Governor of the Gilbert and Ellice Islands
- In office 23 Jul 1973 – 1 October 1978
- Preceded by: John Osbaldiston Field
- Succeeded by: Reginald James Wallace as Governor of the Gilbert Islands

Personal details
- Born: 20 March 1928 (age 98)
- Spouse: Mary Sylvester
- Children: 3
- Alma mater: University College, London
- Occupation: Colonial Administrator
- Awards: Commander of the Most Excellent Order of the British Empire Kiribati Grand Order

Military service
- Allegiance: United Kingdom
- Branch/service: British Army
- Years of service: 1948-1950
- Unit: Queen's Own Royal West Kent Regiment

= John Hilary Smith =

British Colonial Service administrator (born 1928)

John Hilary Smith, (born 20 March 1928) is a British retired colonial administrator. Smith was the last governor of the united Gilbert and Ellice Islands before it was divided into Tuvalu and what later became Kiribati.

Smith was educated at Cardinal Vaughan Memorial School, University College London, and University College, Oxford. He joined the Colonial Service in 1950 and was stationed in Nigeria from 1951 to 1970. From 1970 to 1973 he was the financial secretary in the British Solomon Islands.

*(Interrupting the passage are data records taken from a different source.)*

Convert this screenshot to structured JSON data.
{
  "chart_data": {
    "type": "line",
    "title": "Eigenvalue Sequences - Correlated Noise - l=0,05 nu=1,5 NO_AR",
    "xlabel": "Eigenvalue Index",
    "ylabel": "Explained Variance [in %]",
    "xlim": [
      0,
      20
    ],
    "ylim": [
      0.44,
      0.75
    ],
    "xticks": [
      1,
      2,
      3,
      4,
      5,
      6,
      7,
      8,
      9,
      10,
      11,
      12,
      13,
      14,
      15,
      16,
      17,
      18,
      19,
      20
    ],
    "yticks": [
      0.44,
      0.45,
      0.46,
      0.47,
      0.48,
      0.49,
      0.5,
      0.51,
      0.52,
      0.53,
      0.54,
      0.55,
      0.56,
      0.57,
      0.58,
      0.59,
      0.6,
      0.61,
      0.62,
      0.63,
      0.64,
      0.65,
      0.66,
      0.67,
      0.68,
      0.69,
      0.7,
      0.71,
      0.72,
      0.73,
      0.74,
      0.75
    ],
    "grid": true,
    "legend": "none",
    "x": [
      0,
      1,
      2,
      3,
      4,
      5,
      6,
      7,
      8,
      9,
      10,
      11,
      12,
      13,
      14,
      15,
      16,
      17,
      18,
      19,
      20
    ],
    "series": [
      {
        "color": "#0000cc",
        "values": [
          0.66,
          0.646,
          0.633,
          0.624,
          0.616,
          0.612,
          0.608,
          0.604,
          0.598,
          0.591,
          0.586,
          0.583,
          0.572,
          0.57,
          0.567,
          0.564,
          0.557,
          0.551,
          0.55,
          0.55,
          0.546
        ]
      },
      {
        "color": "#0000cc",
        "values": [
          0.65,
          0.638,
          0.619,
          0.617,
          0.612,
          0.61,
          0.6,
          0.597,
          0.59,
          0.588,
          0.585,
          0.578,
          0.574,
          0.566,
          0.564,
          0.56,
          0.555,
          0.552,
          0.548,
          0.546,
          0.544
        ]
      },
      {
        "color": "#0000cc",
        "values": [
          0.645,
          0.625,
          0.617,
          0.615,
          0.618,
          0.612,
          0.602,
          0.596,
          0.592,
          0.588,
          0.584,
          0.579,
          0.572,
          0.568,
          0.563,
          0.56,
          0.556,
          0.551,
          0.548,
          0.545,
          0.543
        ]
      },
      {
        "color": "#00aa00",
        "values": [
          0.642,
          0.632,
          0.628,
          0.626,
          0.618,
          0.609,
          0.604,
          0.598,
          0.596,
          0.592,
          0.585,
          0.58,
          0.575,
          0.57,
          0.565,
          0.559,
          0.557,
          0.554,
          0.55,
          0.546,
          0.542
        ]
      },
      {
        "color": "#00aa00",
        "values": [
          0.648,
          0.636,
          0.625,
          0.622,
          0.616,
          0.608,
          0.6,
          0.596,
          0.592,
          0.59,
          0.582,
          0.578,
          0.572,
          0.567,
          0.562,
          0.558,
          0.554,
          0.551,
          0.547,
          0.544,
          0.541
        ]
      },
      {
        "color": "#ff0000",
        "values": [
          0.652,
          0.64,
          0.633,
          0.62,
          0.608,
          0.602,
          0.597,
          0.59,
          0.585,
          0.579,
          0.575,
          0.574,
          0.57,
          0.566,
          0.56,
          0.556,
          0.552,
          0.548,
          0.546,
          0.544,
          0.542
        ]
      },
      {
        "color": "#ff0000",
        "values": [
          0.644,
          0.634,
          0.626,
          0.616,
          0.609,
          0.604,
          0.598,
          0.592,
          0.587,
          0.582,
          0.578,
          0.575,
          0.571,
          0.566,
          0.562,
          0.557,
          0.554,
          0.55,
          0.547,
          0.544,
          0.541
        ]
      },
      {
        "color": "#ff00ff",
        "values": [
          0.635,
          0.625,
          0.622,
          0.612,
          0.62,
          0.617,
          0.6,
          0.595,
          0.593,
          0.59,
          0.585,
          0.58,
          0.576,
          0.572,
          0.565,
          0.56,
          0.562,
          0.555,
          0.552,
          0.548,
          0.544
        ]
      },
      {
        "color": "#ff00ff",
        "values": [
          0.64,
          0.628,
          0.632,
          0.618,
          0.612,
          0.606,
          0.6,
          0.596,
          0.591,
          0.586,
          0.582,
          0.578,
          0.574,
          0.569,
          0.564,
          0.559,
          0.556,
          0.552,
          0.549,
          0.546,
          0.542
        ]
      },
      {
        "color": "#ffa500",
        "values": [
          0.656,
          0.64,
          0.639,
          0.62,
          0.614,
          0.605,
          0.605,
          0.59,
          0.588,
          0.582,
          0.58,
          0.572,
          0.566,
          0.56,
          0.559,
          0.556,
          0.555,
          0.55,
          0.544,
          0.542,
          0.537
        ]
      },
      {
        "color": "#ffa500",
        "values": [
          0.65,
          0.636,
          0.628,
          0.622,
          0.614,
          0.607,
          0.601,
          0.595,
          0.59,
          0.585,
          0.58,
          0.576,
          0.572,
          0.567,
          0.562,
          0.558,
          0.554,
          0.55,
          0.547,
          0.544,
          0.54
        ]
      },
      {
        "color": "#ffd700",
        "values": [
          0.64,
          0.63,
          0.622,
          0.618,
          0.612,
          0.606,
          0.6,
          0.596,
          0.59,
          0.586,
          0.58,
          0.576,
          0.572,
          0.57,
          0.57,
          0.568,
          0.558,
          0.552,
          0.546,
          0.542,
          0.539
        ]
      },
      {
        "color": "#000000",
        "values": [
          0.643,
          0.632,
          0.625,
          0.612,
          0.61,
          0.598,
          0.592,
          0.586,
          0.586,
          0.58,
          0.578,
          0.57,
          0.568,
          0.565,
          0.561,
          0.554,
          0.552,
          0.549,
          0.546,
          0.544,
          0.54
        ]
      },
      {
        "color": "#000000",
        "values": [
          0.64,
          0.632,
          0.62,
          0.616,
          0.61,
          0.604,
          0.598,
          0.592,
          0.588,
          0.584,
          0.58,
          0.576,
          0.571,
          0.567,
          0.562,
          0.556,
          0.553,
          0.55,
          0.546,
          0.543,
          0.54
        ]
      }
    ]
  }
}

In 1973, Smith became the governor of the Gilbert and Ellice Islands, succeeding John Osbaldiston Field. As governor, he addressed several controversies such as the French research ship Coriolis being denied fresh water due to French President Charles de Gaulle blocking the United Kingdom's entry into the European Common Market and the continuing dispute between the United Kingdom and the United States over the Phoenix and Line Islands.

In 1978, Smith oversaw the granting of independence to the Ellice Islands as Tuvalu. Alongside the Tuvaluan Independence Movement came calls from Banaba (Ocean Island) for independence as well. However, due to the large phosphate deposits there, this was denied and Smith was ordered to suppress the Banaban Independence Movement. Upon Tuvaluan independence, Smith's tenure as governor came to an end. The Gilbert Islands continued as a colony headed by governor Reginald James Wallace until 1979, which it became independent Kiribati.

Following his retirement, in 1979, he was appointed College Secretary and Clerk to the Governors of Imperial College, London. He also guest lectured for two semesters at Duke University in North Carolina and served as Chairman of the Scout Association.

Smith donated his papers to the University of Adelaide. In 1964, he was appointed to the Order of the British Empire and the Commander of the Order of the British Empire in 1970. In 2009, he was appointed to membership of the Kiribati Grand Order.

==Sources==
- "John Hilary Smith (1928-) Papers 1906-1979", adelaide.edu.au.